According to one Women’s advocate, Colleen Coble, quoted in the article:

“One of the ironies is that for many young women, it is the best way they can support themselves , maintain custody of their children or escape an abusive relationship”

This is confirmed by reference to one of the dancers in the article, a 24 year old suffering from bipolar disorder. The young woman receives about $900 a month in government disability checks – and earns another $700 – by dancing 2-3 weeks. (That balance is the maximum she is able to earn without losing her benefits, and it delivers a time dividend she wouldn’t have if she had to work at Mickey D’s flipping burgers)

The young woman was so incensed at the prospect of losing her job she actually prepared a video message for the Governor, Jay Nixon, stating:

“I really feel safe here. It’s really going to mess up a lot of people’s lives if the law completely passes”

So, the question again becomes: Will a senseless – show morality trump human welfare and needs?

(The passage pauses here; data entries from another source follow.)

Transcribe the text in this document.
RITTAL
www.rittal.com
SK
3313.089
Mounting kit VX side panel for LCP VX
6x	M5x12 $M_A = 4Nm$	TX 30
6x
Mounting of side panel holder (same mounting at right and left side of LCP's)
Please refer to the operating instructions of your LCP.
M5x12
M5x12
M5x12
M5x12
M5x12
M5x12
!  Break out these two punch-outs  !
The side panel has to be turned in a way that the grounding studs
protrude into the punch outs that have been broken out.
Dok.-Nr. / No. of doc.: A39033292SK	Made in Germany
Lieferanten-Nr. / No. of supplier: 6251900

Of course, the zany religionists will scream: “well there are OTHER needs besides economic”

But generally they aren’t in those dicey situations, so can afford to shoot their mouths off and self-righteously pontificate and preach to others.

In fact, this isn't even a genuine morality but rather moralism. Moralism, unlike genuine morality, constructs a false behavior code predicated on the unsubstantiated belief in a uniform human response to external stimuli. They then generalize this codex to ALL in their purview. If they are shamed or mortified into insensibility by a nude female performing a strip tease, they believe 100% all others must be too, so seek to legislate their moralist neurosis. Via such legislation, any group can thereby exploit moralism to garner more political or economic power than they'd otherwise have.

One hopes Gov. Nixon, who claims to “count job creation among his priorities” won’t now destroy jobs in order to appease the moralism of halfwits.